There was anger when Stephen Byers axed the Hastings bypass - but it may prove to be the best thing to happen to the town in a generation.
Many saw the project as the key to reviving the down-at-heel resort and were outraged by the Transport Secretary's decision.
But scrapping the controversial road scheme could finally mean the end of decades of decay.
Millions of pounds might be about to flow towards Hastings and the surrounding area in the most far-reaching regeneration package the area has seen.
Plans for the town's future are ambitious; one of the companies helping drew up the master plan which revitalised Barcelona.
Hastings Borough Council leader Jeremy Birch said: "If we are talking about following a city like Barcelona, we are aiming high."
He is a passionate advocate for his home town and dates its decline from the mid-Sixties, when Mediterranean package holidays tempted Britons abroad.
He said: "Here was the town in decline and the council sat and watched, had no idea how to change things. It took Hastings decades to realise what was going on."
The years of decline have been brutal. From a genteel Victorian watering hole, its prosperity marked by villas and terraces, Hastings has become the 27th most deprived town in England.
It figures prominently in most of the deprivation league tables. Five council wards are among the top ten per cent of the most deprived in England, six are among the ten per cent with the lowest incomes and five are among the ten per cent with the most child poverty.
The story is much the same when it comes to health, housing, education and unemployment. The jobless rate is running at 5.1 per cent, about double the rest of East Sussex and three times the South-East as a whole.
Spurred by the disappointment of the bypass, politicians, economic development chiefs and business leaders set up the Hastings and Bexhill taskforce and went back to the drawing board.
The Government agreed the taskforce's outline plans and asked for a detailed, costed and timed strategy which will go to regeneration minister Lord Falconer next month.
The bypasses would have cost £120 million, and there will be bitterness if the same amount of money is not devoted to the new package.
The £26 million Hastings has received through the Single Regeneration Budget during the last five years, although welcome, pales in comparison.
The project, which is likely to be spread over ten years, has five key themes:
A university campus at Upper Wilting Farm, initially with about 800 students, later 2,000, to act as a launch pad for new ideas. The Universities of Sussex and Brighton are already interested, as are colleges across the Channel in Rouen and Lille.

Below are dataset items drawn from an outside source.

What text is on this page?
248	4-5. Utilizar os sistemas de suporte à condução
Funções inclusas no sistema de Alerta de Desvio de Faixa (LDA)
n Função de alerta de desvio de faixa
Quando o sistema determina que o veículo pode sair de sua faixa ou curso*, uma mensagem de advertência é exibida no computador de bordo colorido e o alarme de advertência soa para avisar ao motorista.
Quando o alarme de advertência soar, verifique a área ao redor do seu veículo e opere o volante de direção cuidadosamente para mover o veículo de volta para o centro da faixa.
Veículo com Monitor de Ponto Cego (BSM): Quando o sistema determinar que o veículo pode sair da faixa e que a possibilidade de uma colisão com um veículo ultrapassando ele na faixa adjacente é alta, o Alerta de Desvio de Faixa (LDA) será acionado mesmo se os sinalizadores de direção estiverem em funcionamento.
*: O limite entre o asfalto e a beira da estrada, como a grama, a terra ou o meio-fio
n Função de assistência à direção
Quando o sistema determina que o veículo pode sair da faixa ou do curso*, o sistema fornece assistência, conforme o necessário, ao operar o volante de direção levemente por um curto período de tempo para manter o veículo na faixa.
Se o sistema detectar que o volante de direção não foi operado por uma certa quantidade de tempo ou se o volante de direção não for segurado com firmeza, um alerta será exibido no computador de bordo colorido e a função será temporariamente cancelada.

High-speed broadband internet links, giving Hastings the potential to become the pilot e-town.
Better and faster roads and, particularly, rail links to the rest of the region.
An enterprise hub, possibly at Worsham Farm, on the edge of Bexhill or in central Hastings, to act as an incubator for small business start-ups. A business park and new housing is also planned at the Worsham Farm site.
Building new homes, mostly on brownfield sites, and improving existing ones, as well as boosting community facilities.
None of the five is self-contained and each will need to be tackled if the rejuvenation is to succeed. Hopes to attract new business, for example, are unlikely to get far unless there are transport improvements.
Fast trains to London today take one-and-three-quarter hours, only three minutes faster than in the Twenties.
The plan's backers also want the A21 made into a dual carriageway and a metro-type train service linking Hastings to Ashford and the Channel Tunnel in the east, and Brighton and Hove in the west.
Not everything is rosy. The Green lobby, which successfully defeated the bypass, has already dubbed the Bexhill relief road, intended to open up the university campus and business park, the son of the western bypass and branded it unacceptable.
Hastings tends to overshadow neighbouring Bexhill, but the rejuvenation is aimed there too.
Bexhill, founded on private schools where the children of colonial soldiers and civil servants sent their children, has never really recovered from the end of the empire.
Malcolm Mitcheson, president of the Bexhill Chamber of Commerce, said: "If it does go through it would be the best thing that has happened in about 50 years."
Among the organisations driving the programme are local councils, the South-East England Development Agency and East Sussex County Council.
County council leader Peter Jones said Stephen Byers had asked them all to come up with "imaginative solutions" when the bypass was abandoned and they had.
He said without the infrastructure new roads might have brought, planners had to create an area where money was made from brains rather than brawn.
Scrapping the bypass could help revive Hastings and Bexhill.
Mr Jones said: "I think the Government was somewhat taken aback by the hostile reception to its decision.
"It realised that it had upset the local community and felt it had to act.
"Hopefully we can succeed by exploiting a political window of opportunity."